Marcella: “A perfect example of that miscommunication!”

Siobhan: “So I didn’t realise that it was a public announcement or news to you…”

Marcella: “The manager came up to me right before the awards whispering, ‘She’s going to do it today – there’s going to be an announcement…”

Siobhan: “I didn’t even see it as an announcement. I saw it as a farewell….”

Marcella: “Well whatever you want to call it…”

Siobhan: “But then of course it was twisted into ‘Poor Marcy was fired at the Ivors!’. And that’s just not how it went down at all.”

With ‘poor Marcy’, did you feel like you were treated as a villain, Siobhan? You were going through your own personal issues at the time as well..

“That was a very dark period in my life for many reasons. My marriage was in trouble, my back was fucked and I couldn’t walk, I had two young children and my band had broken up. It was heavy and I was very depressed. I was not in a good place. It took a few years to get over that. But life isn’t always a bed of roses. I got through it – just about!”

“’93 was a difficult time. My marriage was in trouble, my back was fucked and I couldn’t walk, I had two young children and my band had broken up. It was heavy and I was very depressed”
– Siobhan Fahey

After you broke up, Siobhan released three Shakespears Sister albums. Did you listen to any of them Marcy?

Marcella: “No”. 

Will you be performing any of those tracks live or will the setlist be strictly the songs you did together?

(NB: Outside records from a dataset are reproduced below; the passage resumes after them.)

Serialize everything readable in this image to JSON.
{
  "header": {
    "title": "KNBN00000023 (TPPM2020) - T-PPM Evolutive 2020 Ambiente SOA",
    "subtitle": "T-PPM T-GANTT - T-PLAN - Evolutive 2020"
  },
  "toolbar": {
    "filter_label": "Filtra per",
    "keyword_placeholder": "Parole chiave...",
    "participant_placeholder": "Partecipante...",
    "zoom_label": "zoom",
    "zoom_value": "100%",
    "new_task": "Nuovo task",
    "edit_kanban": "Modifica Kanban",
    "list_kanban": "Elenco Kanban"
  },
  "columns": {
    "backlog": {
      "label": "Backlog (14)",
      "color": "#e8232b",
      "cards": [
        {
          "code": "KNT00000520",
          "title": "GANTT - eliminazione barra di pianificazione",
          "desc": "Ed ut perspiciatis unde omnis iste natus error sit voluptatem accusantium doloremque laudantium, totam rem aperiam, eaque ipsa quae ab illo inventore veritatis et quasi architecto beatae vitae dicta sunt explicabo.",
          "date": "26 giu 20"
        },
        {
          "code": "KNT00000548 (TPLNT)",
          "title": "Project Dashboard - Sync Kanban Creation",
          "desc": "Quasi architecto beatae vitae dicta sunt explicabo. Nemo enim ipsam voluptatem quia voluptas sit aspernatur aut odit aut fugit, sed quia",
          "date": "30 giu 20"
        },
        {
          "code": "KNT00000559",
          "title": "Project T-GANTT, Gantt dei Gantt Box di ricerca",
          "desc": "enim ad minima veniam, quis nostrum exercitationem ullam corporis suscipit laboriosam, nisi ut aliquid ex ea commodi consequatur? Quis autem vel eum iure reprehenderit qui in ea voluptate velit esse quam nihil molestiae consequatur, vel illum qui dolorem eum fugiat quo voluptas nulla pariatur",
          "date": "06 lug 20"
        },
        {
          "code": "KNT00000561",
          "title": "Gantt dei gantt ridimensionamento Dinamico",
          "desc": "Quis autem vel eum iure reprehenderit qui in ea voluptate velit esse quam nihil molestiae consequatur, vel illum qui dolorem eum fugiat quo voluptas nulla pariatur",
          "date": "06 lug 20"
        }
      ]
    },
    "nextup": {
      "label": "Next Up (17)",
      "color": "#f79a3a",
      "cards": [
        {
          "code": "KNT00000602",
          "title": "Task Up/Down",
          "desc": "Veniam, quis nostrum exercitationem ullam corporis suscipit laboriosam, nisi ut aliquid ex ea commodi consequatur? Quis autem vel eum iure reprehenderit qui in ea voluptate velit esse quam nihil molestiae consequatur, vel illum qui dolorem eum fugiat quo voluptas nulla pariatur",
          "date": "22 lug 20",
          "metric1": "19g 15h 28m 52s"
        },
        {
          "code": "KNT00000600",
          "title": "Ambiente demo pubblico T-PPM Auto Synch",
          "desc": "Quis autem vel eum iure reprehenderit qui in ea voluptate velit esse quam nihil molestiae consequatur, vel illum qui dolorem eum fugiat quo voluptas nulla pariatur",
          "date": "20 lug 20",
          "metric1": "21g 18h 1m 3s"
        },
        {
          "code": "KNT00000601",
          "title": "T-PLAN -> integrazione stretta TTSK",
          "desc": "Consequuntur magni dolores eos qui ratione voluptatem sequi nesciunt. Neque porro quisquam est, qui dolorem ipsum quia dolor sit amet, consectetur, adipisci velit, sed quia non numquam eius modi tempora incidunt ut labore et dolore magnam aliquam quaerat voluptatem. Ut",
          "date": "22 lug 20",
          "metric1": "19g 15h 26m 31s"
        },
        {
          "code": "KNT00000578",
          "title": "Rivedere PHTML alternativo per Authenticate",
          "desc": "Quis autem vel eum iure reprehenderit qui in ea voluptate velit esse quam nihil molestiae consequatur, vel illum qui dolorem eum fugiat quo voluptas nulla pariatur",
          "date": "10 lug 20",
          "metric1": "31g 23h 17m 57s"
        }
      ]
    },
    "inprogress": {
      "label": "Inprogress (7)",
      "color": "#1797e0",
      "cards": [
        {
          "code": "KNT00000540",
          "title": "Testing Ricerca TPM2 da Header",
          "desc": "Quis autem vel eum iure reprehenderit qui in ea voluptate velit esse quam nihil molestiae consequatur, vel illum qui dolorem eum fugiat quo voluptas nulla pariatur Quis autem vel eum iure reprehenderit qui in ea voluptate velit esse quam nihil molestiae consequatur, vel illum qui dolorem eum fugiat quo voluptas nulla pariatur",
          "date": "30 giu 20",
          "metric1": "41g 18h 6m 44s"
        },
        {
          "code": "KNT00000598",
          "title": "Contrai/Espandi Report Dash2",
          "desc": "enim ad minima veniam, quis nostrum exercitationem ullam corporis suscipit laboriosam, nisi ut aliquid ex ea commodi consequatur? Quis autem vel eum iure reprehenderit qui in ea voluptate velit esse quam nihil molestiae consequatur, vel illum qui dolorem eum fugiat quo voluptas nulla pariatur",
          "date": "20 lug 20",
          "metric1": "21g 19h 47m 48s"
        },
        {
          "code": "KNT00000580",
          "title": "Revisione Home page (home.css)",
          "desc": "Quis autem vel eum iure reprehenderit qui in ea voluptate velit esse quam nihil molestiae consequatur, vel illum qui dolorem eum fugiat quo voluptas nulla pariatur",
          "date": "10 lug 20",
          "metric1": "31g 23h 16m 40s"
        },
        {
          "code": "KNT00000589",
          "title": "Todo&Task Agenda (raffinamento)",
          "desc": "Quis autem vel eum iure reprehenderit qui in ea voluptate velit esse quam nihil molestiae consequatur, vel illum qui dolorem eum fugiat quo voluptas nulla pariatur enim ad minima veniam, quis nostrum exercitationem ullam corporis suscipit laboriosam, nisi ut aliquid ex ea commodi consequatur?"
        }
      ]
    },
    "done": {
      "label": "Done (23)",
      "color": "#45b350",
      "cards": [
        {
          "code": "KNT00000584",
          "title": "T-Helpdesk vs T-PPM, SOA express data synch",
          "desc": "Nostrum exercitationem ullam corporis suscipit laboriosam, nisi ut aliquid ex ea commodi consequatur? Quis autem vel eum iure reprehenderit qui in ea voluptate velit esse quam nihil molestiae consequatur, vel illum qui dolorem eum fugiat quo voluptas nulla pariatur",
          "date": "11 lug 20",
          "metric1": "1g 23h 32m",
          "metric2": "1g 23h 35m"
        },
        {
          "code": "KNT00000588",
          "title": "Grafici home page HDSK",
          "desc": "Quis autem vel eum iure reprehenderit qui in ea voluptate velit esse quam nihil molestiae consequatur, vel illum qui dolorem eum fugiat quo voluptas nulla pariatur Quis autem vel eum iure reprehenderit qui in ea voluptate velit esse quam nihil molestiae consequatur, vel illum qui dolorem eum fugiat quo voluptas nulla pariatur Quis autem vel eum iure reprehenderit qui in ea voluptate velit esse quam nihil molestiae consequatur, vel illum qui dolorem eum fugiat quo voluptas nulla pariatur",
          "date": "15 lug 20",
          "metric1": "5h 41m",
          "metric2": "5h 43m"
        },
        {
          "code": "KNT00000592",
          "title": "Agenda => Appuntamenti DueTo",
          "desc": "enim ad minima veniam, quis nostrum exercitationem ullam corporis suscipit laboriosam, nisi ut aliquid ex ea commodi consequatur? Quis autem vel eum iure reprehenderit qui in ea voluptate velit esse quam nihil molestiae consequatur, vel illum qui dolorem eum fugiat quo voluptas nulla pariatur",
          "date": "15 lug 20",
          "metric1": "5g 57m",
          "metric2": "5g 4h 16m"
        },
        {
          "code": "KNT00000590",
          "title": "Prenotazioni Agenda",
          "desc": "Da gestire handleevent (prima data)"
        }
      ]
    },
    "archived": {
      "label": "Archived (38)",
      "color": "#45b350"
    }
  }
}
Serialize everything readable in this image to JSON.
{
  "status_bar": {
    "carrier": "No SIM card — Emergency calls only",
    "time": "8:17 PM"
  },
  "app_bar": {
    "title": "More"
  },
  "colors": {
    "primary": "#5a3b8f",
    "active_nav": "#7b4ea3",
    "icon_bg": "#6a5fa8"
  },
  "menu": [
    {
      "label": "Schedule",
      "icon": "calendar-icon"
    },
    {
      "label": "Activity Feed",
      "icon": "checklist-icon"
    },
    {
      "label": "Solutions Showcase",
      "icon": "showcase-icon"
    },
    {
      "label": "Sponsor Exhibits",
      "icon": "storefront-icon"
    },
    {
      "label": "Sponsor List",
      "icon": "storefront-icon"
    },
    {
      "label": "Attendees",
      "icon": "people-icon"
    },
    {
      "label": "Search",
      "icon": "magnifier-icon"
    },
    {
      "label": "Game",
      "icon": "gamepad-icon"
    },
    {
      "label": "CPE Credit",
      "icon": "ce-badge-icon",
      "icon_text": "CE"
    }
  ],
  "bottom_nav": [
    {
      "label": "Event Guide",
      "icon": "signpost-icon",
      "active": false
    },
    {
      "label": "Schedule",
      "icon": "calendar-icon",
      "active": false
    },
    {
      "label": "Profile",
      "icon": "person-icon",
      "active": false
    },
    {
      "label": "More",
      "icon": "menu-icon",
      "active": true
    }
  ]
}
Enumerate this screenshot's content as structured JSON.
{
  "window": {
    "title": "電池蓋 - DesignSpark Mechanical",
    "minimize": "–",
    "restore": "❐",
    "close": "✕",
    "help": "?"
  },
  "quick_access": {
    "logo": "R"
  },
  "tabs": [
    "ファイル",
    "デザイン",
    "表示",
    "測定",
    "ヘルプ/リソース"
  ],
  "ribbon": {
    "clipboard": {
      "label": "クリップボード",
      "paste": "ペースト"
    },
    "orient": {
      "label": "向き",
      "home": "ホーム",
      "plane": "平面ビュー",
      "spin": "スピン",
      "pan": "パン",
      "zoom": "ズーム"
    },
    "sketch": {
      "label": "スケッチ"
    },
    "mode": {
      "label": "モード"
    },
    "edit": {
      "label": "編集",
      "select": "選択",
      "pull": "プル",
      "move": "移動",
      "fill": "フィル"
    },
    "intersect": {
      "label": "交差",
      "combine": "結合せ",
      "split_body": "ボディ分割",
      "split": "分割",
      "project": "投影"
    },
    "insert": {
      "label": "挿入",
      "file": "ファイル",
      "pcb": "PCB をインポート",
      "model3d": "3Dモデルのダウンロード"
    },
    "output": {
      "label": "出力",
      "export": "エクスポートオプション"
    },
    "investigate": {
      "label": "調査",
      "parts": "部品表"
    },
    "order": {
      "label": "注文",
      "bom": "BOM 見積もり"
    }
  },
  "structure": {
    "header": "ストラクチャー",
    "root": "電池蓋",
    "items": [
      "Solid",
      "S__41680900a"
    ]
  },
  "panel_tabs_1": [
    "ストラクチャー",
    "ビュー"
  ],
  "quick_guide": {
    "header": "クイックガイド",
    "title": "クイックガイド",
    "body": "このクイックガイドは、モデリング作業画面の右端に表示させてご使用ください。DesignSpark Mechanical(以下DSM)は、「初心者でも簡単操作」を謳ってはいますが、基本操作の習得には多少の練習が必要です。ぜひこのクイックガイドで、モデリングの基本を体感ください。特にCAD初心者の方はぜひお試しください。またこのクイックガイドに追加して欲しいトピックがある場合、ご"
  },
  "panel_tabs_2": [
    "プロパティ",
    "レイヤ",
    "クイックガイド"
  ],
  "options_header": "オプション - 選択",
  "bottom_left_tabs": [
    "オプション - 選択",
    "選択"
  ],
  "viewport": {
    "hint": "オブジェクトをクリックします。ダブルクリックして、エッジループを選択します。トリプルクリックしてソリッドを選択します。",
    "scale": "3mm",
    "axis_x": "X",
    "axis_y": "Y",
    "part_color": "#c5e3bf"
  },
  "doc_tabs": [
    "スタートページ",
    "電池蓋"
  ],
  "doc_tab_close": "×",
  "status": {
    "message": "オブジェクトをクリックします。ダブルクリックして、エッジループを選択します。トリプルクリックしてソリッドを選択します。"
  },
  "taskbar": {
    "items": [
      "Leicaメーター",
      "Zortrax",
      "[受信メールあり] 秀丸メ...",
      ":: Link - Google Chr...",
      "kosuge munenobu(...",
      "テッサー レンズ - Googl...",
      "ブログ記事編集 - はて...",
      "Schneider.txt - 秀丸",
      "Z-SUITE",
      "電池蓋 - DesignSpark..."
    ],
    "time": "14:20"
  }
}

Siobhan: “We haven’t actually talked about the setlist yet. That’s the next exciting thing. We’ve been busy making new music. We’re still in the middle of making an EP which will come out later in the year.”

What can you tell us about the rest of the new music? Is ‘All The Queen’s Horses’ indicative of your direction?

Siobhan: Yes. Well, Shakespears Sister has always been a melting pot of clashing influences so although Americana is very much the leading influence, we still have our older Tamla Motown, rock’n’roll and glam inspirations. It’s a real mixture.”

Marcella: “But we very much feel like now is the right time for us. Music’s crying out for sophisticated pop with substance.”

‘All The Queen’s Horses’ is out now. A greatest hits compilation ‘Singles Party’ follows on 21 July. The band begin their tour on Halloween.